Blockchain can also support the use of a digital thread, a framework for ensuring the smooth flow of data throughout an item’s lifecycle. When it comes time to service the engine, maintenance crews can consult the digital model for an accurate representation of its component parts.
“Blockchain, digital twins and digital threads are coalescing into a powerful combination of technologies that will launch the [A&D] industry to higher levels of performance, data veracity, security and efficiency,” according to Craig Gottlieb, a principal director in Accenture’s A&D practice and co-author of the report.
Accenture plans to demonstrate blockchain applications at the U.K.’s Farnborough International Airshow in mid-July. Schmidt says the demonstration will show “how blockchain can address supply-chain problems such as time delays, increased costs and risks to security, particularly related to faulty, counterfeit or incorrect products. [It] will also show how an audit trail provides hardware, software and documentation authenticity and compliance across supply chains.”
Blockchain is, of course, a young technology that has yet to prove itself in a fully functioning global supply chain. Questions remain about the cost and suitability of the method for smaller companies. At this stage, it lacks industry-specific standards for particular transactions, as well as for system-wide security.

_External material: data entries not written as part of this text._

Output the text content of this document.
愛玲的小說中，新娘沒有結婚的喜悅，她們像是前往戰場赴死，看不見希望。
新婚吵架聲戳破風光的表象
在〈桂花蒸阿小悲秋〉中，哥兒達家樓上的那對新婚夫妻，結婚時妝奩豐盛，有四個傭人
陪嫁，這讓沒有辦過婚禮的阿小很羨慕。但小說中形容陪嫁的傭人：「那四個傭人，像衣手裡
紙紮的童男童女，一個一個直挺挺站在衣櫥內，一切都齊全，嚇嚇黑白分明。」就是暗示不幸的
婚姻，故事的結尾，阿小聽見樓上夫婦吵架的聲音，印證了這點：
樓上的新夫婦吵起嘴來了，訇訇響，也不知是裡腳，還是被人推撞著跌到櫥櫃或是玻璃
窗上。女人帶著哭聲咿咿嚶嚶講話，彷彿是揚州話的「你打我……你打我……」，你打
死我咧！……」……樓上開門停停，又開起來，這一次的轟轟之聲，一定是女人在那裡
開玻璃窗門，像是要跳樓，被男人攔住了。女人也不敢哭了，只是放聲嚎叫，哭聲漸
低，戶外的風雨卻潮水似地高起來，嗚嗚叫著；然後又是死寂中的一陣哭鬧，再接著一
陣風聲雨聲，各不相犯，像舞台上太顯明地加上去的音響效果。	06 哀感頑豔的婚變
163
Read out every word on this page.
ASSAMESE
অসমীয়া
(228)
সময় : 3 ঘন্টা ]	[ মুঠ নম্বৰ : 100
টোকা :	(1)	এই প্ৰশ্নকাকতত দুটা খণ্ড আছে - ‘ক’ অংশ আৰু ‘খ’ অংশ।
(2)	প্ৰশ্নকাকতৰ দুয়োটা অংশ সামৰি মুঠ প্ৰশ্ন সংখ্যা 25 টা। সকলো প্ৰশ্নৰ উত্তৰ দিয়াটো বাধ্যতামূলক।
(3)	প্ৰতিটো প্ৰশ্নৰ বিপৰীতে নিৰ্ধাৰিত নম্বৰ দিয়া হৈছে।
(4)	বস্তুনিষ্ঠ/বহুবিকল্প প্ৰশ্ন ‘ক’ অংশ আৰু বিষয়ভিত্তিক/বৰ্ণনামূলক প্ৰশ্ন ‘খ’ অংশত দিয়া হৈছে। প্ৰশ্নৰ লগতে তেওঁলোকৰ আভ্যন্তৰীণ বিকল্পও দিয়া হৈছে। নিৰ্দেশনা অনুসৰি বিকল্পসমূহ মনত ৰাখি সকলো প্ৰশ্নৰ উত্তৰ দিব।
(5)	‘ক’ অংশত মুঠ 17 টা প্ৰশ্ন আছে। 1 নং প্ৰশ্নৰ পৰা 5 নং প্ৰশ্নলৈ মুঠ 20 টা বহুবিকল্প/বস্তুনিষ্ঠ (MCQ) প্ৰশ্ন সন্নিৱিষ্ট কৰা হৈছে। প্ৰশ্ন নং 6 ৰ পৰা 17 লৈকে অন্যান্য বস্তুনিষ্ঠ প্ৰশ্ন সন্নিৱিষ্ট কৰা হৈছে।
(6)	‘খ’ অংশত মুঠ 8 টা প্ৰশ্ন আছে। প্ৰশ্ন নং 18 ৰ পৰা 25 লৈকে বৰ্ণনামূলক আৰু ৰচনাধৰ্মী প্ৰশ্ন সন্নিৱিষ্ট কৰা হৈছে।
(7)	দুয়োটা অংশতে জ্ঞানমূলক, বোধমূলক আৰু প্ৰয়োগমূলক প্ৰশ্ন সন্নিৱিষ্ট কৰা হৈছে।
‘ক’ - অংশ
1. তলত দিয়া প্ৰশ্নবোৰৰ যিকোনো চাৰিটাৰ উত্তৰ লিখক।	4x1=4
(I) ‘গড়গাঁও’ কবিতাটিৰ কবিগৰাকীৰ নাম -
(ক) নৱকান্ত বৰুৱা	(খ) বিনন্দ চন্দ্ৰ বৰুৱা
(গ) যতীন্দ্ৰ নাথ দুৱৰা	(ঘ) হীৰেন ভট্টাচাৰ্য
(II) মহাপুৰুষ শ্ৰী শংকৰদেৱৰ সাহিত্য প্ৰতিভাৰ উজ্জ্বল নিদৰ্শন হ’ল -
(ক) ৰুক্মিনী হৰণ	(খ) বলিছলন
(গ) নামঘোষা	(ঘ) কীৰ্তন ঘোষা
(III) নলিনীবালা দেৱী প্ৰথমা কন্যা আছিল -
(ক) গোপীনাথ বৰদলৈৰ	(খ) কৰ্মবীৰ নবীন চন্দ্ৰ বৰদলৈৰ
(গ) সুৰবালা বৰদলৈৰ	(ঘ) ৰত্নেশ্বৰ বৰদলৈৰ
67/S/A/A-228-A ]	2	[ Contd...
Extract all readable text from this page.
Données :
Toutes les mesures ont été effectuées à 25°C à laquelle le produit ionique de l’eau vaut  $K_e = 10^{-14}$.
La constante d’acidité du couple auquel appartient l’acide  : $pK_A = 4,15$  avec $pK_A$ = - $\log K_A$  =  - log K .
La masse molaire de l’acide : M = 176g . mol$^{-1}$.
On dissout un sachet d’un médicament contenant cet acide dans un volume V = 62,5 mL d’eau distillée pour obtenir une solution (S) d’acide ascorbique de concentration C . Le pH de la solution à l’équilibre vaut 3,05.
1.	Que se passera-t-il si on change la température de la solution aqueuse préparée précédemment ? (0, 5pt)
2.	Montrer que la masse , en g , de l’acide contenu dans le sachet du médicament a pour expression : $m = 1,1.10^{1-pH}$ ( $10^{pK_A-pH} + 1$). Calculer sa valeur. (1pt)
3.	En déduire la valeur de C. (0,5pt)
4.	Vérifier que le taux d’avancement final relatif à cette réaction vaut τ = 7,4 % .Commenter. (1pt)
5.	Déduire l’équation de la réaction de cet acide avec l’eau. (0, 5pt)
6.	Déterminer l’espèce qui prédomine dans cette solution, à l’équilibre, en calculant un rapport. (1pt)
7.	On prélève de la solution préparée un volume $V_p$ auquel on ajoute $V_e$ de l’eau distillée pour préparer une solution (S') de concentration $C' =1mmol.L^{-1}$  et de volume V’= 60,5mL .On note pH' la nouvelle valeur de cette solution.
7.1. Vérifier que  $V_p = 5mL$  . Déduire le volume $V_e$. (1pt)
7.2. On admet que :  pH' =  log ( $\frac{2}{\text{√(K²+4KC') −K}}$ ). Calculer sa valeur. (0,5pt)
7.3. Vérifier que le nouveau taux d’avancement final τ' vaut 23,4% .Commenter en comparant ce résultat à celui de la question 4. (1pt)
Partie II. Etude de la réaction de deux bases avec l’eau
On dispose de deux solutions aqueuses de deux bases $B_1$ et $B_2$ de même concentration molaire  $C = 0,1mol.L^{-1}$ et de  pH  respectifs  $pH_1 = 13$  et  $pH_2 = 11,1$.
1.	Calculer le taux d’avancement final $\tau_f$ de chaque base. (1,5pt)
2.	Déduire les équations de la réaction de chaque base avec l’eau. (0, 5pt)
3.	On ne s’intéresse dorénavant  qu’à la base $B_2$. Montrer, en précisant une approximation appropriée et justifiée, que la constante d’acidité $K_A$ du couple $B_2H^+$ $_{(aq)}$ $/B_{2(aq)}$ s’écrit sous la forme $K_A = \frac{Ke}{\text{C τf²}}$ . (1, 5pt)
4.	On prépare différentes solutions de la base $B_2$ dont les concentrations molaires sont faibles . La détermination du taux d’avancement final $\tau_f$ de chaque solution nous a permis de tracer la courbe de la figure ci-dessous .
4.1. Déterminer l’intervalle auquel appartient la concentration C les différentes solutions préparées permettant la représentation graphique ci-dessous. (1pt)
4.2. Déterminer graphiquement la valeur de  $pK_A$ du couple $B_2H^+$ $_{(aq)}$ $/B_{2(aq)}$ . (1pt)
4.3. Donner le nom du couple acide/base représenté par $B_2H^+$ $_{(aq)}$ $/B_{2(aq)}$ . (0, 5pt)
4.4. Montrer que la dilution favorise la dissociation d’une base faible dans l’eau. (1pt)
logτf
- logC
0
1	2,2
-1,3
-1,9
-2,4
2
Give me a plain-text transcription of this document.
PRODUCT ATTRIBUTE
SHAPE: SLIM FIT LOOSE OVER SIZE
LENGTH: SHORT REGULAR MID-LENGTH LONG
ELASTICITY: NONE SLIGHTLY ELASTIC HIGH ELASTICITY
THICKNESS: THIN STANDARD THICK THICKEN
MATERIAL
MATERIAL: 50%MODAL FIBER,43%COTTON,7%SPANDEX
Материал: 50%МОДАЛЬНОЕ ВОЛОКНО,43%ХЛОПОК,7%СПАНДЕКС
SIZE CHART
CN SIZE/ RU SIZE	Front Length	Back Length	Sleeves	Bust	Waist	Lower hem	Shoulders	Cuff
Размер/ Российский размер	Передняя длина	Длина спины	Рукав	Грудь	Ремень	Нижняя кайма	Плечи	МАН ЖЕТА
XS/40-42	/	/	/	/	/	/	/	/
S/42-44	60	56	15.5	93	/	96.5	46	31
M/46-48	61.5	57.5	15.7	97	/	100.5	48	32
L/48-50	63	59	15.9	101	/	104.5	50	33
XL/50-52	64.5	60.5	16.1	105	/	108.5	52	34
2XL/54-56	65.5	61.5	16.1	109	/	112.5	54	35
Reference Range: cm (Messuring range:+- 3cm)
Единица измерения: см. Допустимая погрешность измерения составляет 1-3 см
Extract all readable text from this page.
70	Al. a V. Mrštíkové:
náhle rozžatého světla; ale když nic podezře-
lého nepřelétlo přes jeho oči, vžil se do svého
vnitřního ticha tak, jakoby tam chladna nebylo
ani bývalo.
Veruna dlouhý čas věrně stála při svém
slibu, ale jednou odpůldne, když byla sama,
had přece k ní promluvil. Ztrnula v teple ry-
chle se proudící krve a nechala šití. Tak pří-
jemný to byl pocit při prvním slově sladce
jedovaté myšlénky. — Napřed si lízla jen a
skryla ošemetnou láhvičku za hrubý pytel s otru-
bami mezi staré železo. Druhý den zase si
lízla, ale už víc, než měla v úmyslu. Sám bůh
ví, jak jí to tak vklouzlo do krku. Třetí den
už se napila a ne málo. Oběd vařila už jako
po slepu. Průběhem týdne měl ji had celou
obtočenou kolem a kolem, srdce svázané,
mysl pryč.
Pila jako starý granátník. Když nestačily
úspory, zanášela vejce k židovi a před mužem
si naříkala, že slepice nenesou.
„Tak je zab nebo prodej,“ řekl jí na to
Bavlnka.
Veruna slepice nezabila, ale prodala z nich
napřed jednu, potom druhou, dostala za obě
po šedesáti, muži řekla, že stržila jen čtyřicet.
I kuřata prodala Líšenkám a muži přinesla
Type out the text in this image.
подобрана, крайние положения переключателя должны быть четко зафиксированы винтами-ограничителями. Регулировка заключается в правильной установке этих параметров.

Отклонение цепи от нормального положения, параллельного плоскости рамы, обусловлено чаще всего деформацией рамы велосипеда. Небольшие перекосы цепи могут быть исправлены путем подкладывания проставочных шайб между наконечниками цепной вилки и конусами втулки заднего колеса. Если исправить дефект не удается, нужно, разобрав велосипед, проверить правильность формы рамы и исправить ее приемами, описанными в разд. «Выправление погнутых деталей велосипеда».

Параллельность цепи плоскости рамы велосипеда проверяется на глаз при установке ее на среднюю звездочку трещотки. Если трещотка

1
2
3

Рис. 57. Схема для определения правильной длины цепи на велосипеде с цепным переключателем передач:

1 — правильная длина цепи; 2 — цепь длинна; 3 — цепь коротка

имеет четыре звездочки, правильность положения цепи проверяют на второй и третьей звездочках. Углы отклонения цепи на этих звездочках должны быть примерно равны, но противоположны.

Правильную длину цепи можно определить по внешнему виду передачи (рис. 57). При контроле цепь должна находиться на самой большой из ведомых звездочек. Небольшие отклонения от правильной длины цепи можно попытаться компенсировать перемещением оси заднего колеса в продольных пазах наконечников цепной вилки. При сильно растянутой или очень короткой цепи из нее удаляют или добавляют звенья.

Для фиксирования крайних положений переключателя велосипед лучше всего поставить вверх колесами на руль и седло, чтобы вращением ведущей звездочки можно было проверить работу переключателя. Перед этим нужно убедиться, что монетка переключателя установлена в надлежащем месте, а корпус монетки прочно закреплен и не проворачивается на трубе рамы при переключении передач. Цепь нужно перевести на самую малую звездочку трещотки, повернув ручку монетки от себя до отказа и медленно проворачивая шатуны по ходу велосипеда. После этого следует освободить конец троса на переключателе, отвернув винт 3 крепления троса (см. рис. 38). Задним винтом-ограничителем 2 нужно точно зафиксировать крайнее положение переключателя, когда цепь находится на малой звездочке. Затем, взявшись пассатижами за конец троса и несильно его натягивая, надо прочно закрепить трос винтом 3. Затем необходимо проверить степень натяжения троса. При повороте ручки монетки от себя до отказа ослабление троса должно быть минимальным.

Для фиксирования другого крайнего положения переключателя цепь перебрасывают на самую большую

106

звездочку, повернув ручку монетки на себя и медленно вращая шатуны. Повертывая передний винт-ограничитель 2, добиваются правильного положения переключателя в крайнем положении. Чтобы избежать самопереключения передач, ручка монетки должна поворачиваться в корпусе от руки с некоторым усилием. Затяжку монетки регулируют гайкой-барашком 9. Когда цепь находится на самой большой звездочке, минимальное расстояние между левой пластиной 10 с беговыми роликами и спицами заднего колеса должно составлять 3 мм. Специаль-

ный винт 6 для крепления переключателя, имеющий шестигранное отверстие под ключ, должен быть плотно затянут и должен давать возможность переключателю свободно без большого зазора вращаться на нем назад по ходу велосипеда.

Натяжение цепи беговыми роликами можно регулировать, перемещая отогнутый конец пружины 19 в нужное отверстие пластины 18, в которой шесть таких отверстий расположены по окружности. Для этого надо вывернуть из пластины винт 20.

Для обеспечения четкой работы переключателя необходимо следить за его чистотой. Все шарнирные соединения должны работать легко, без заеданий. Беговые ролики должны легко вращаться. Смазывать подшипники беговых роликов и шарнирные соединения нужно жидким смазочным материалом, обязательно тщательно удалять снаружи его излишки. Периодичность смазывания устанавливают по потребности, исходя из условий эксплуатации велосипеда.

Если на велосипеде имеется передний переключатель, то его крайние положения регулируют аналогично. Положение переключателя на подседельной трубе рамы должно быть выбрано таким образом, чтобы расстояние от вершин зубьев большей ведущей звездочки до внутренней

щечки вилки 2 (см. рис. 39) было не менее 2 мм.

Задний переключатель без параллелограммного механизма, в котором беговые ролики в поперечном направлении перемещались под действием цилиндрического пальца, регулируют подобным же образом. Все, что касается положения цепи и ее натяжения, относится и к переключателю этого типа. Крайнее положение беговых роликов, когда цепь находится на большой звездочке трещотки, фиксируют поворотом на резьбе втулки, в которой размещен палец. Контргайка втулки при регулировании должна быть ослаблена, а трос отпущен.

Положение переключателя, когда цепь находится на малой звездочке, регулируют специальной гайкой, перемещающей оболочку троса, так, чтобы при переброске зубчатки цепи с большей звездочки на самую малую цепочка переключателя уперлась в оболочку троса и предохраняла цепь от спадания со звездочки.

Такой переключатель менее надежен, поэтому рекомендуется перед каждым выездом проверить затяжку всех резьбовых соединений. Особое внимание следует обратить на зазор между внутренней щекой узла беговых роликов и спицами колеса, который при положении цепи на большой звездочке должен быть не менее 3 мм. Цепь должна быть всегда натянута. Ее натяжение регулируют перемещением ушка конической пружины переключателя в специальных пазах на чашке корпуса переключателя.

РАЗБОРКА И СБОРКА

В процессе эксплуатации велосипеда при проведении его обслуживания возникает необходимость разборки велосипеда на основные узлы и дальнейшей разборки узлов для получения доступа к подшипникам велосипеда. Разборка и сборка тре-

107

Schmidt acknowledges that falsified or corrupt data can still pose a problem for manufacturers. “There is some evidence of data manipulation being executed as part of cyberattacks, introducing bad data into the system,” he says. Blockchain users might need to turn to artificial intelligence and machine learning to ensure data integrity.
The human factor is another obstacle, as is the case with introduction of any new technology. MRO providers running legacy systems and maintaining file cabinets full of paper could feel threatened by blockchain, which makes it easier to switch vendors and maintenance locations, Schmidt says.
Each entity in a global A&D supply chain, of which there can be thousands, will have to get on board with the technology. “Blockchain allows multiple players to engage in a centralized place of truth,” Schmidt says. “We need to make sure that players are willing to engage in that way.”
Yet A&D companies seem determined to embrace blockchain, even as they struggle to iron out the kinks in the concept. Whether they can achieve their ambitious three-year timetable remains to be seen.
“But there’s no question in my mind whatsoever that blockchain is coming to A&D,” says Schmidt. “And its foothold is already here.”